Brunner, AnneDie Kunst des Fragens

Ein sehr hilfreicher Ratgeber zum richtigen fragen. Zahlreiche Beispiele und viele konkrete Fragen zeigen, wie man mit dieser Technik erfolgreiche Gespräche führt (!).

2006, München: Hanser Verlag, 128 Seiten
ISBN-10: 3446405542
ISBN-13: 9783446405547
Rezensiert von: Redaktion business-wissen.de

 mit 5 von 5 Punkten bewertet

„Wer fragt, der führt“, lautet eine allgemeine Regel beim Gespräch zwischen zwei (oder mehr) Menschen. Er gibt das Thema und den Verlauf eines Gesprächs vor und erfährt außerdem Meinungen, Werte und Informationen seines Gegenüber. Fragen zeigen, dass man sich in den anderen hineindenken möchte, dass man an seiner Person interessiert ist. Es belegt das empathische Verhalten. Doch falsches Fragen kann auch zu Konflikten führen; schnell fühlt sich der Befragte auch ausgefragt. In diesem Buch lernt der Leser zu fragen.

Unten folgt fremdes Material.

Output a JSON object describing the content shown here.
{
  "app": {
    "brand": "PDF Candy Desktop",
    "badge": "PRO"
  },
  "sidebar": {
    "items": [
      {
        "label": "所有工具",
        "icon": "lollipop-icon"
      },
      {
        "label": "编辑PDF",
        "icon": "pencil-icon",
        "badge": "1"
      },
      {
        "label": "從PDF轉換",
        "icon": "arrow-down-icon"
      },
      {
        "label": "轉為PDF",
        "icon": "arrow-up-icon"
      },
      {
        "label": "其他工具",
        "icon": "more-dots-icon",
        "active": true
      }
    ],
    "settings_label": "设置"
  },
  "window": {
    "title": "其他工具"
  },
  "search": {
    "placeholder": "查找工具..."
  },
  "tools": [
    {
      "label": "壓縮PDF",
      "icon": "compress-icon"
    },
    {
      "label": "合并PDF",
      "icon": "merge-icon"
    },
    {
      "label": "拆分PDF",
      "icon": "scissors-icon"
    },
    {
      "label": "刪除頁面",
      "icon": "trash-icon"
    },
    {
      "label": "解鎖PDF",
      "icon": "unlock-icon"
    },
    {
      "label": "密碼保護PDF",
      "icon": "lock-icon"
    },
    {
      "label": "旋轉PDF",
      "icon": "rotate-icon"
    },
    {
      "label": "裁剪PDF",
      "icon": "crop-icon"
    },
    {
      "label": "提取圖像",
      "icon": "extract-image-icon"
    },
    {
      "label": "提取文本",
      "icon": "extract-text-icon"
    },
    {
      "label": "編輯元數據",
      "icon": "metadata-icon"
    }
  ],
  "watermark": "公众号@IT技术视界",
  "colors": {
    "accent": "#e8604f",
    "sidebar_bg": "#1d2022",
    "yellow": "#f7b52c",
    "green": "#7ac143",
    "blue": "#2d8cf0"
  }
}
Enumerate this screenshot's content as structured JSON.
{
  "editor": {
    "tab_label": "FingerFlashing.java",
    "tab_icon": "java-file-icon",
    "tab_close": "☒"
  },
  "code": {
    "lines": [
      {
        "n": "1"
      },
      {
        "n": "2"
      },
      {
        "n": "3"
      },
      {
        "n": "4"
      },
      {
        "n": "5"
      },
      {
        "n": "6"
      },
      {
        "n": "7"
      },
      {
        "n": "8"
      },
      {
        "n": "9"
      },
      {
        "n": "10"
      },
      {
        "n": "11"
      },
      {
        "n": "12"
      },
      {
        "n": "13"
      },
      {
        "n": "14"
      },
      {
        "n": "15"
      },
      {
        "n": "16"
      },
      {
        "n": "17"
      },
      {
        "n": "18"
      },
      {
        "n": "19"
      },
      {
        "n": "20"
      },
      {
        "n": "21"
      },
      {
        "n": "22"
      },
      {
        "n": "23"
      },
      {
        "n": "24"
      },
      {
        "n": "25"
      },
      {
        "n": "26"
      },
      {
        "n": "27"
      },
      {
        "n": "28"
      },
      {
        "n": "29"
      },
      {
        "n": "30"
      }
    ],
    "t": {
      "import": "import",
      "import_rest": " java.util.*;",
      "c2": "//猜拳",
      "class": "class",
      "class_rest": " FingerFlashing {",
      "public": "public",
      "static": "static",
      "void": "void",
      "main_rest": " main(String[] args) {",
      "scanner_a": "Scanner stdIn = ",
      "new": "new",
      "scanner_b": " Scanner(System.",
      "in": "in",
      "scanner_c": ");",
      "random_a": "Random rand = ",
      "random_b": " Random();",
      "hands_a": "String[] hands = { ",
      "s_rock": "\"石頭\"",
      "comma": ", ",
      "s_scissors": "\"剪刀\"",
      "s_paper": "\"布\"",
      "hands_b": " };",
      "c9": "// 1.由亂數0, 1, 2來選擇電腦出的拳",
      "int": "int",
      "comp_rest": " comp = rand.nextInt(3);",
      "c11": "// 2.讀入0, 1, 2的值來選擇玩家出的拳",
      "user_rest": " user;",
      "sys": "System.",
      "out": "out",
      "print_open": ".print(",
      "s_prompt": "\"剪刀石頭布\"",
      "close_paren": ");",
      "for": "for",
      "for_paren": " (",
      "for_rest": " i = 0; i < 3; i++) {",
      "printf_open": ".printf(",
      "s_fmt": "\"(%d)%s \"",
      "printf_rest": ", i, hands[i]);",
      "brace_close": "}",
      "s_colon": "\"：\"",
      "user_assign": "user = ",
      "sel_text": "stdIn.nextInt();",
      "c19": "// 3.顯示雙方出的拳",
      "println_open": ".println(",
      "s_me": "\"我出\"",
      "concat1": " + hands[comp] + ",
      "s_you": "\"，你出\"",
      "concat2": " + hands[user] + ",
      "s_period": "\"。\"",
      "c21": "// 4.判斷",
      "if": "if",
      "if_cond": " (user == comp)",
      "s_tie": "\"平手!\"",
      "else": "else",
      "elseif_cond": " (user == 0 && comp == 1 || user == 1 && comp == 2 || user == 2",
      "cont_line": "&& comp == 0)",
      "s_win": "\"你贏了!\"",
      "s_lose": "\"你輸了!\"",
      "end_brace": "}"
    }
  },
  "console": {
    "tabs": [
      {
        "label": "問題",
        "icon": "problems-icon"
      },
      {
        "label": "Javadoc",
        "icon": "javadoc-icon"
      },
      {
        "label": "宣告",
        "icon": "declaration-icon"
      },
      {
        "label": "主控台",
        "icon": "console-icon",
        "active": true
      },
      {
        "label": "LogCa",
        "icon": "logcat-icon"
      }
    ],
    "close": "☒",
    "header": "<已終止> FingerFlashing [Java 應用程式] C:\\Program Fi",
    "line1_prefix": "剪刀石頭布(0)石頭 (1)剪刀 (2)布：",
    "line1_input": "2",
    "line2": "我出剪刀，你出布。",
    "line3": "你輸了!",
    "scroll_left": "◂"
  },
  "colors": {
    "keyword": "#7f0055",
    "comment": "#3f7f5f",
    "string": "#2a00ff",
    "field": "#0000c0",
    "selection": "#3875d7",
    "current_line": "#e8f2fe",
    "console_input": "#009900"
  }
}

Die Autorin Anne Brunner lehrt Soft Skills an der Fachhochschule München und erläutert in diesem Ratgeber, wie Fragen funktioniert. Im ersten Kapitel erklärt sie unterschiedliche Frageformen und ihre Bedeutung – insbesondere in Bezug auf den Informationsgehalt der Antwort und den Spielraum und Freiheitsgrad, den der Antwortende hat. Grundsätzlich können dabei unterschieden werden:

  • offene Fragen
  • geschlossene Fragen

Beide Fragetypen haben spezifische Vor- und Nachteile, die Brunner ausführlich erläutert. Was im Einzelfall wichtiger ist, hängt vom Interesse des Fragenden ab. Sie differenziert diese Fragetypen und entwickelt daraus das Modell des „Fragetrichters“. Hier geht es darum, durch fragen:

  • zu sammeln
  • einzugrenzen
  • auszusortieren
  • zu filtern
  • zu präzisieren
  • zusammenzufassen

Im dritten Kapitel stellt Brunner unterschiedliche Zwecke von Fragen vor. Es gibt beispielsweise Informationsfragen, hypothetische Fragen, Gegenfragen, zirkuläre Fragen oder Kontrollfragen. Im Gegensatz dazu das vierte Kapitel: Hier stellt die Autorin Fragen vor, die der Leser lieber nicht (so) stellen sollte.

Im fünften Kapitel erläutert Brunner, wie man durch Fragen eine Gruppe aufschließt und motiviert, also die Teamarbeit fördert. Hier geht es vor allem um Fragen, die Teilnehmer aktivieren. Das ist für den Leser besonders hilfreich, wenn er einen Workshop oder ein Meeting moderieren soll.

Dann beschreibt Brunner allgemeine Frageprinzipien. Ihre Erläuterungen basieren hier auf der Paar- und Familien-Therapie. Sie will damit sensibilisieren, wie man durch Fragen auch tiefergehenden Problemen auf die Spur kommen kann. Im siebten Kapitel werden weitere spezifische Fragesituationen beleuchtet: Fragen, die die Kreativität verbessern sollen, die Informationen zutage fördern sollen, die Probleme analysieren helfen oder die bei der Lösungsentwicklung förderlich sind.

Zum Abschluss listet Anne Brunner eine Vielzahl von Fragen auf, die man sich als Leser vielleicht immer schon einmal gestellt hat. Sie sind sehr allgemeiner Art, also nicht nur aus dem beruflichen Umfeld. Gerade durch ihre persönliche Note helfen die Fragen, ein „Gefühl“ für das Fragen – und die Antworten zu entwickeln.

Das kleine Buch ist ein hervorragender Ratgeber zum richtigen Fragen. Viele konkrete Beispiele machen den Stoff sehr anschaulich. Trotz des knappen Raums erläutert die Autorin ihr Anliegen sehr differenziert und an vielen Stellen auch sehr spannend.

Wer das Fragen mit diesem Buch lernt und regelmäßig anwendet, wird schnell Erfolge erkennen.